Вот за извечное неудовольствие окружающим миром и схлопотал он второе имя, а точнее, кличку-прозвище – Кисель. И не в честь того вкусного и полезного напитка, который с легкой руки веселинов начал распространяться по всему Северу, завоевав любовь и арданов, и трейгов. А в память об известной поговорке: поглядел, и молоко скисло.
Вначале в отряде прозвище использовали несмело.

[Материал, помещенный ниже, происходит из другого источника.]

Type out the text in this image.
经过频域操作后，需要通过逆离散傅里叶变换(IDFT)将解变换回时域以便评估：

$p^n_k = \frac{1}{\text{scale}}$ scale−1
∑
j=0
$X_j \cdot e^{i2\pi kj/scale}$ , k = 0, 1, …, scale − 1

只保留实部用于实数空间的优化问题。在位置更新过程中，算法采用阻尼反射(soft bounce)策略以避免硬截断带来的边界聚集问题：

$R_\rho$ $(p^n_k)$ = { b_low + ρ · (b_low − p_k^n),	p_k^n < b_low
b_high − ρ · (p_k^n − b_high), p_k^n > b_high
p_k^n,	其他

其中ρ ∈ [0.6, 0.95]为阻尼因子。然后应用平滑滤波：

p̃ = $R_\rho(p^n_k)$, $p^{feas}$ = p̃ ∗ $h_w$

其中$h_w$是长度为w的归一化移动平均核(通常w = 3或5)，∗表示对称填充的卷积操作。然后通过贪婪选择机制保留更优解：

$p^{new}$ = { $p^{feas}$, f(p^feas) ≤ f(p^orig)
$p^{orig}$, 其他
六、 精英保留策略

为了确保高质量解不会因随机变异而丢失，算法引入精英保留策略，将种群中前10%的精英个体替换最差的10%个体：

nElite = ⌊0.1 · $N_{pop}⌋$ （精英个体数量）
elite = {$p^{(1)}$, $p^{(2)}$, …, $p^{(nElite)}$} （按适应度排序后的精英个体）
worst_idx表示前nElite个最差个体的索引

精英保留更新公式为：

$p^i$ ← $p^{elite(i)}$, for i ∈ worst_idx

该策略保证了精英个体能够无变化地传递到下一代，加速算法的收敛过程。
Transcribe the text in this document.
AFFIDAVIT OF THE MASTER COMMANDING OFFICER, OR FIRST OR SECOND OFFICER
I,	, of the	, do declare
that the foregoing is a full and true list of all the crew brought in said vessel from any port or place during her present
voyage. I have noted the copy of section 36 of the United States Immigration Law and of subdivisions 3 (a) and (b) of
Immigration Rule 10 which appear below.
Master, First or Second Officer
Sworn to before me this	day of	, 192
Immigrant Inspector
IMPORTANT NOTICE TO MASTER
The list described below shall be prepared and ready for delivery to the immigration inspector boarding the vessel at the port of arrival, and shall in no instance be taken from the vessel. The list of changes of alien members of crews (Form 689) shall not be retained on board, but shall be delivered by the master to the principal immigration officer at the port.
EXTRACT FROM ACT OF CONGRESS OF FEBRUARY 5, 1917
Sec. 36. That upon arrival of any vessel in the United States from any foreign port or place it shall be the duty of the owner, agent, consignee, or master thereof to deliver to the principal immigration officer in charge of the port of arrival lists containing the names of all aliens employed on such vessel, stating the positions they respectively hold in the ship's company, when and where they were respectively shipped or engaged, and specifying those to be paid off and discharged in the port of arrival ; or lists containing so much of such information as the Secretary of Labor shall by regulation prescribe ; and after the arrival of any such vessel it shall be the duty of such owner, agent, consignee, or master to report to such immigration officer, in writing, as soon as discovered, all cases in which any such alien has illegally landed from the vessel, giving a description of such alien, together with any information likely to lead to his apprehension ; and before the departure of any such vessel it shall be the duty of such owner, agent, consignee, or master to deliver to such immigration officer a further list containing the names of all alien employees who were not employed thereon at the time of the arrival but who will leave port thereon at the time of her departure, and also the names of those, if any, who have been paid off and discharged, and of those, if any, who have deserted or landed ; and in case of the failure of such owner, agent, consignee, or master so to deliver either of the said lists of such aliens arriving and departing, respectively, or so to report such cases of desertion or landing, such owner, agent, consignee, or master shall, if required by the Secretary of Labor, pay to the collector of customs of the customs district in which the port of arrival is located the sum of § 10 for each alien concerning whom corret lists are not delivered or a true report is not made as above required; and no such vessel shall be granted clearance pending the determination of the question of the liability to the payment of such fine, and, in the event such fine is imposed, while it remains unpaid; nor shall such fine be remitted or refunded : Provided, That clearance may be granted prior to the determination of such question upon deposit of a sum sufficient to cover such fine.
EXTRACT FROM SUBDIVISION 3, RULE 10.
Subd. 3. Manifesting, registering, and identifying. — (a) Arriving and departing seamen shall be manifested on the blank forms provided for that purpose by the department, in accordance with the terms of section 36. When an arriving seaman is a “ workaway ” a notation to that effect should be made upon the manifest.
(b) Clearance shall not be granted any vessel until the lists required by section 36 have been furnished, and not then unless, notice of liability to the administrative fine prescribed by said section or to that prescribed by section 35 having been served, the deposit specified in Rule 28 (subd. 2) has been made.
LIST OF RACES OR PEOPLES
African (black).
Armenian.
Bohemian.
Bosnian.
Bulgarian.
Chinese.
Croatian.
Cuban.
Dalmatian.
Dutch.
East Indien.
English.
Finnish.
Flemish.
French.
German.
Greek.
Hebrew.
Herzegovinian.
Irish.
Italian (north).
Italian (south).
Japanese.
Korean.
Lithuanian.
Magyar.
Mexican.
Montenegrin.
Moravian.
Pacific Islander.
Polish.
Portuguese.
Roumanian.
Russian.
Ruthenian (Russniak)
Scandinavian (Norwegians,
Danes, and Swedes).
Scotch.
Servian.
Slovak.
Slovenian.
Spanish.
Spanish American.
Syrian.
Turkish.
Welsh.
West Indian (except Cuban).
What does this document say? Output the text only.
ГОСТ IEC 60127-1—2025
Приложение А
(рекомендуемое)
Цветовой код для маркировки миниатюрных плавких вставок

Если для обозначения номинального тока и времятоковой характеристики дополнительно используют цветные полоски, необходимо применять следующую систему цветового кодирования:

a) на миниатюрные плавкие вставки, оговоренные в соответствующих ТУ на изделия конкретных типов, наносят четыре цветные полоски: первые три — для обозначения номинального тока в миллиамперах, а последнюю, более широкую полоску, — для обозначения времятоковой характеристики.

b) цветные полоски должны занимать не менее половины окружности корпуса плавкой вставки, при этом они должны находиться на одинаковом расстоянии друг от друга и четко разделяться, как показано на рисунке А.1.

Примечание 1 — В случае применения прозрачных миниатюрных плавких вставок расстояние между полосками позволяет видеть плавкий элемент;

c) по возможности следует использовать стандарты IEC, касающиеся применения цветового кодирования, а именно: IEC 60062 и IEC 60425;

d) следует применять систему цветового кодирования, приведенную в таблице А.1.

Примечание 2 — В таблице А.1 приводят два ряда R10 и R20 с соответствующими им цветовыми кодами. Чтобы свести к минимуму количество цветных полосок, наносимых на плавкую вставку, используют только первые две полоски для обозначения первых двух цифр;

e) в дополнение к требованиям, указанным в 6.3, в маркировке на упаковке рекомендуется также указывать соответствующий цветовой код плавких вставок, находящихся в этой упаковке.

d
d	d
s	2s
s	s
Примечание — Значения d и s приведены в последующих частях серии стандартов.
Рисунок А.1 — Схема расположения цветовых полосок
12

А ну как не по нраву главарю придется? Даром что морда смурная – на расправу быстрый. Кишки выпустит да в лесочке прикопать прикажет. Но кличка пришлась Муйрхейтаху по нраву больше, чем данное при наречении имечко. А чем плоха кличка? Не хуже и не лучше, чем у других. Прибился на время к наемникам один трейг, так его и вовсе Засранцем звали – за непробиваемую нечистоплотность и смрадный дух, что изо рта, что от порток. Кисель даже неплохо звучит. Во всяком случае, любой выговорить может и не запнуться перед вторым слогом. Так прозвище и прижилось.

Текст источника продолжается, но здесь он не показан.